Building work expected to displace venomous snakes behind Portslade homes

People living near a major building scheme could have venomous snakes slithering in their gardens if excavated soil is reused on the site.

Adders have already been relocated once as part of plans to build 125 homes between Overdown Rise and Mile Oak Road in Portslade.

Now the developer wants to use excess soil to add a landscape feature which would mean relocating the snakes a second time.

This would save the estimated 7,000 lorry journeys that would be needed to remove the soil from the Mile Oak site.

But only last month a dog was bitten by a snake – believed to have been an adder.

The incident happened in Gorse Close, which is next to the Clarion Housing Group scheme.

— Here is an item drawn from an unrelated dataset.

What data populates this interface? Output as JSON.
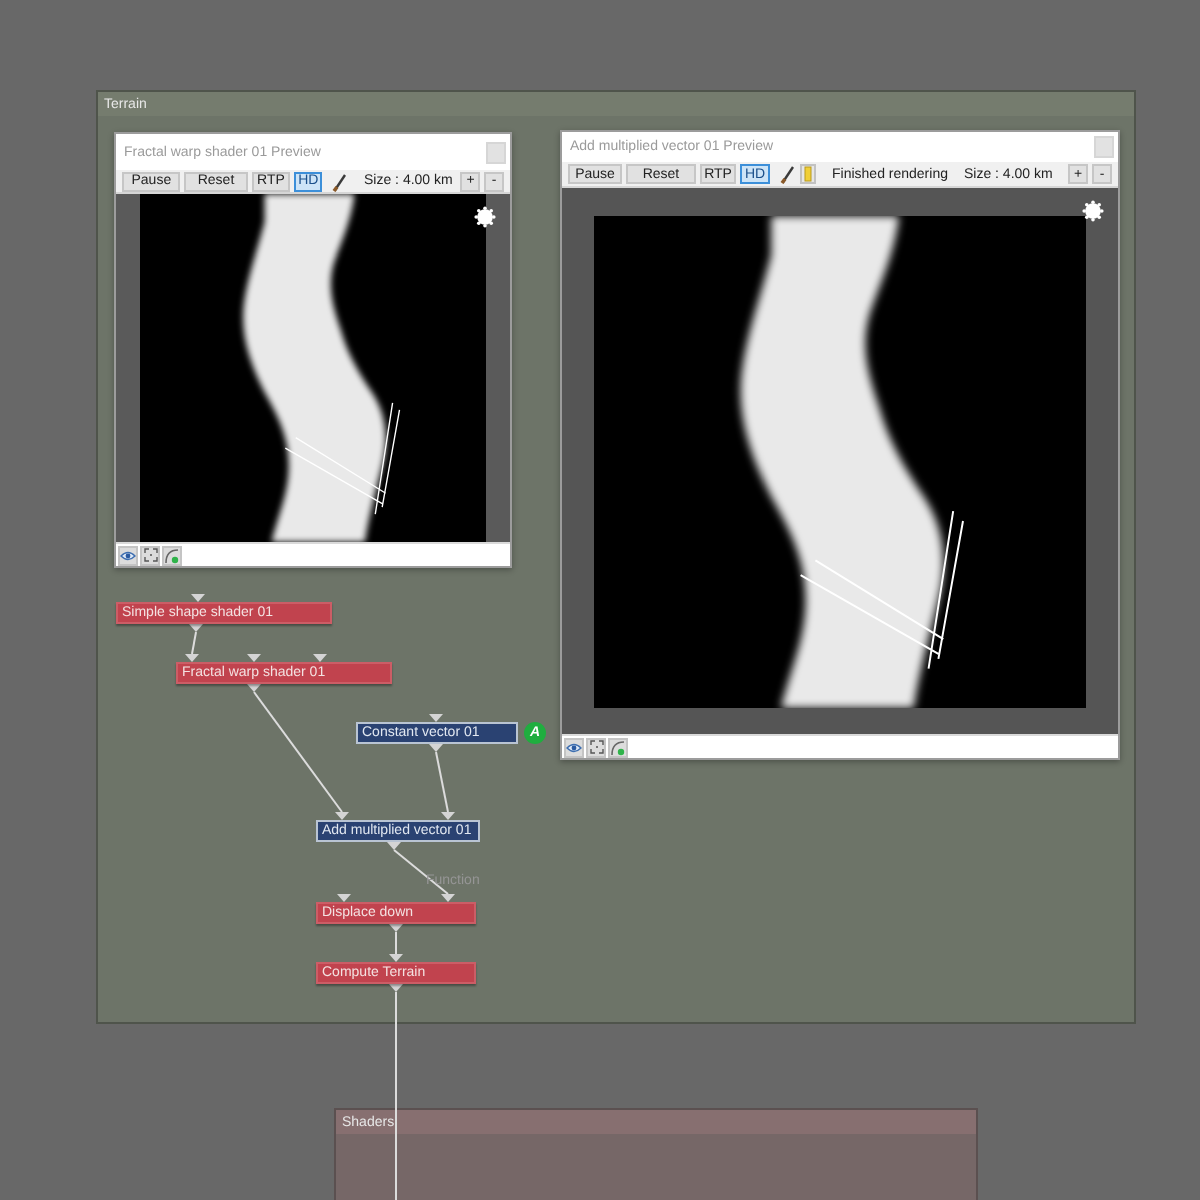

North Portslade ward councillor Peter Atkinson said that adders had been moved to the northern end of the site.

Councillor Atkinson said: “They have been travelling back to their original nesting sites which, of course, are no longer there.”

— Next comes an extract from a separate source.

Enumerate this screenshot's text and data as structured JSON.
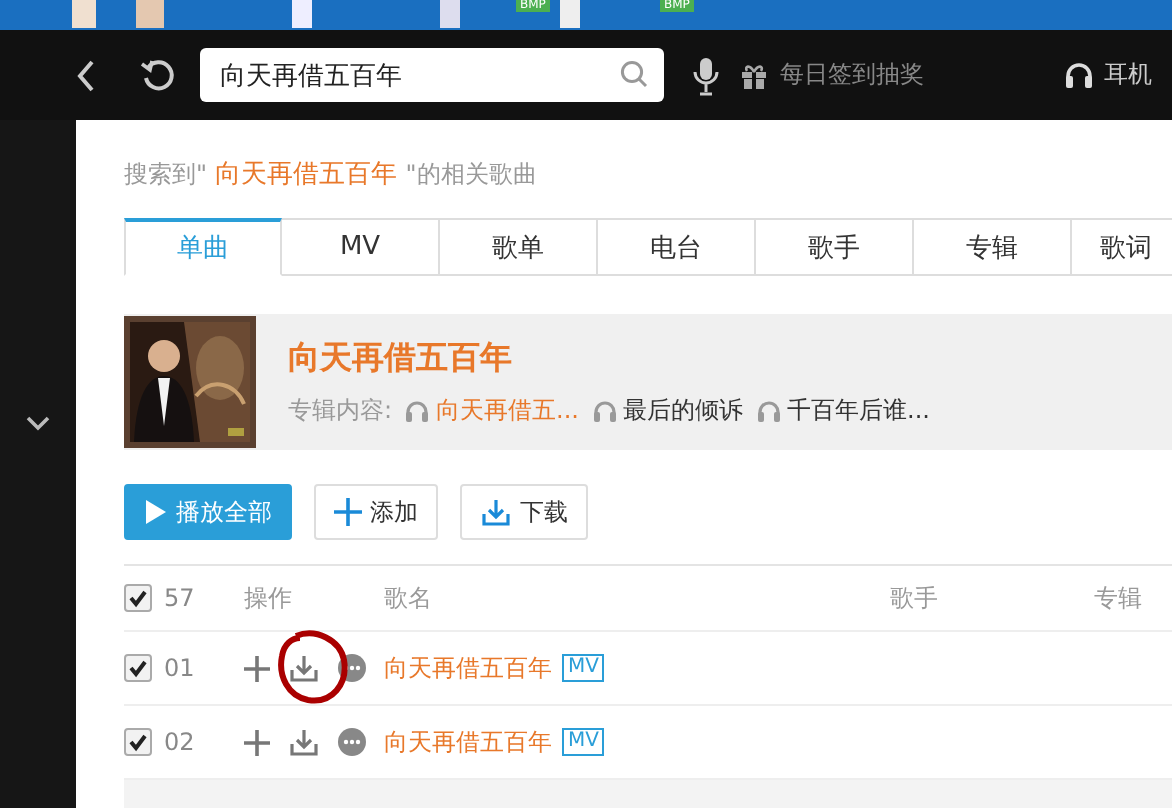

While adders are venomous and can cause a nasty inflammation, their bite is rarely fatal. They are most dangerous to people who are young, old or ill.

Clarion’s proposal has drawn opposition from county ecologist Kate Cole. She said that, when other reptiles were being taken to another site – or translocated – last year, “significant numbers (of adders) were caught, with all being retained on site”.

The housing association’s aim, working with building contractor Thakeham Group, was to use the excess soil not just to build a landscaping feature – a tussocky grass bank.

The aim was also for the proposed embankment to act as a sound “bund”, reducing traffic noise from the A27 Brighton bypass.

Councillor Atkinson said: “We’ve tried to canvass local opinion and it’s about three to one in favour of using the soil on site at the moment.

“The extra traffic the development will create is still a major worry, as is the strain it will put on GP services.

“Parking won’t be a problem though as there are more than enough spaces on site. Flooding also remains a worry.”

Councillor Peter Atkinson

Neighbours will have a chance to learn more from Clarion and Thakeham staff at an exhibition at Portslade Sports Centre next Tuesday (20 August). Invitation letters have been sent to about 300 nearby homes.

Thakeham project director Gary Gill said that it was an informal event and people could ask questions about the route for site traffic and what would happen during construction work.

Councillor Atkinson and his ward colleague Councillor Anne Pissaridou have both walked the proposed route with a transport official from Brighton and Hove City Council.

Lorries would turn off Fox Way into Thornhill Rise, then into New England Rise and Graham Crescent, down Graham Avenue, into the other end of Graham Crescent, and up Overdown Rise.

The two Labour councillors believe that another route for site traffic may be needed.

And they are keen that – if Chalky Road and Graham Avenue are used – lorries are not on the roads when children are heading to and from school.

Mile Oak Primary School is at the southern end of Graham Avenue and the Portslade Aldridge Community Academy (PACA) is in Chalky Road.

An aerial view of the site of 125 new homes planned for Mile Oak, bounded by the A27 Brighton bypass to the north

Work on the £35 million new estate is expected to last until June 2022, with Clarion having agreed a £24 million contract with Thakeham for the construction phase.

The plans are for 8 one-bedroom flats, 16 two-bedroom flats, 40 two-bedroom houses, 54 three-bedroom houses and 7 four-bedroom houses, making 125 homes in total.

Of those, 40 per cent of the homes will be classed as “affordable”, or low-cost, with 28 of them for rent and 22 for shared ownership.

The other 60 per cent – or 75 of the homes – will be for shared ownership but at the full market price.

The public event next Tuesday (20 August) is due to take place at Portslade Sports Centre from 6pm to 8pm.

Anyone unable to attend can email questions to portslade@thakeham.com.

  1. Eddie G Reply

    They should cut out the middle man and build the homes for the snakes. Snakes need houses and these developers just want to build the houses for people. Build houses for snakes. I would vote for that.

  2. Jennie Cockburn Reply

    Seriously????
    What do they expect when they’re going to be living in the South Downs??? Leave the f*ING wildlife alone.

  3. Charlie Reply

    Whi was here 1st!!! Leave it as it is.